What do you have to prove?

Where a petitioner (the one who presents an election petition is called a petitioner) seeks to question an election or its processes, he has to prove one or more of the following:
•    That a person whose election is questioned was at the time of the election not qualified to contest. This may be because he did not pass the age requirement test or the educational qualification test or some other cogent reason.
•    That the election was invalid due to corrupt practices or non-compliance with the Electoral Act.
•    That the winner was not duly elected by majority of lawful votes cast at the election
•    That he (the petitioner) was validly nominated but was unlawfully excluded from the election.

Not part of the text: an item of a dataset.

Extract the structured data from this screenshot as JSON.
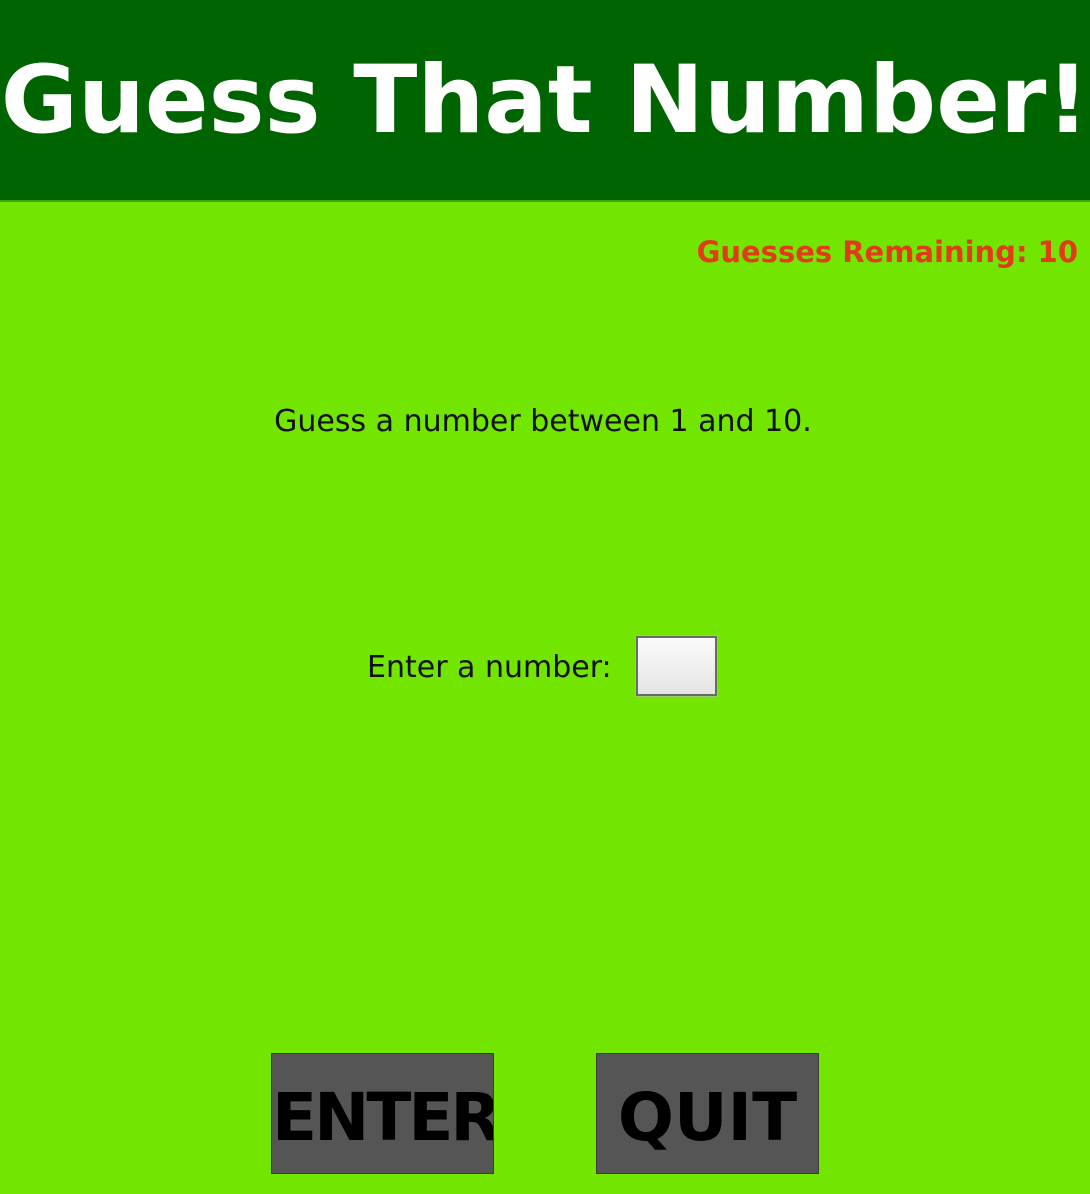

Normally, a candidate is nominated by his political party and then he contests the elections upon this nomination. Where he is unlawfully excluded from contesting an election for which he was validly nominated, he may make recourse to the court to address that issue.
Where the allegation by the petitioner borders on a crime, he has to prove beyond reasonable doubt. But where there are no elements of crime, then he need not prove beyond reasonable doubt.

What do you do when you want to question the results of an election? Where do you go?

Election petitions are usually regarded as sui generis. This means they are one of a kind. This accounts for why not every court of law can entertain matters relating to election petitions. The appropriate courts to go to are:
•    Court of Appeal
This is the first recourse in petitions against the election of the President or Vice-President.
•    National and State Houses of Assembly Election Tribunals
This is the first recourse for petitions against elections into the National or State Houses of Assembly.
•    The Governorship Election Tribunal

This is the first recourse for petitions against election of Governors and Deputy Governors.
Despite having this delineated courts for election petitions in Nigeria, there are other courts that may be involved in elections in Nigeria.  The High Courts in Nigeria are not totally excluded from election matters. They are limited to disputes that may arise before the elections took place. These are called pre-elections matters. Examples of such matters are: matters relating to disqualification, nomination of candidates, substitution of candidates and sponsorship of candidates by political parties. A practical example is where it is alleged that a governorship candidate was guilty of tax evasion and is therefore unfit to contest the governorship elections in the first place. This is a pre-election issue because it occurred even before the elections took place.

Which laws apply?
•    The Constitution of the Federal Republic of Nigeria, 1999 (as amended)
•    The Electoral Act, 2010
•    The Election Tribunal and Practice Directions 2011
•    The Evidence Act, 2011

Contents of an Election Petition
The contents of an election petition are:
•    Name of the Court/Tribunal having jurisdiction.
Jurisdiction is the right that a particular court has to preside and make binding decisions over a particular matter.
•    Description of the election and when it was held
•    The parties interested in the election
•    The right of the petitioner to present the election petition
•    The fact that the elections were held
•    The scores of the candidate
•    The person returned as the winner of the election
•    The facts of the election petition, the grounds upon which the petition is brought and the relief the petitioner seeks (in other words, what do you want the court to do for you?)
•    Signature of the petitioner or his lawyer
•    The petitioner’s address.

All of the above sum up the basics of contesting election results in Nigeria.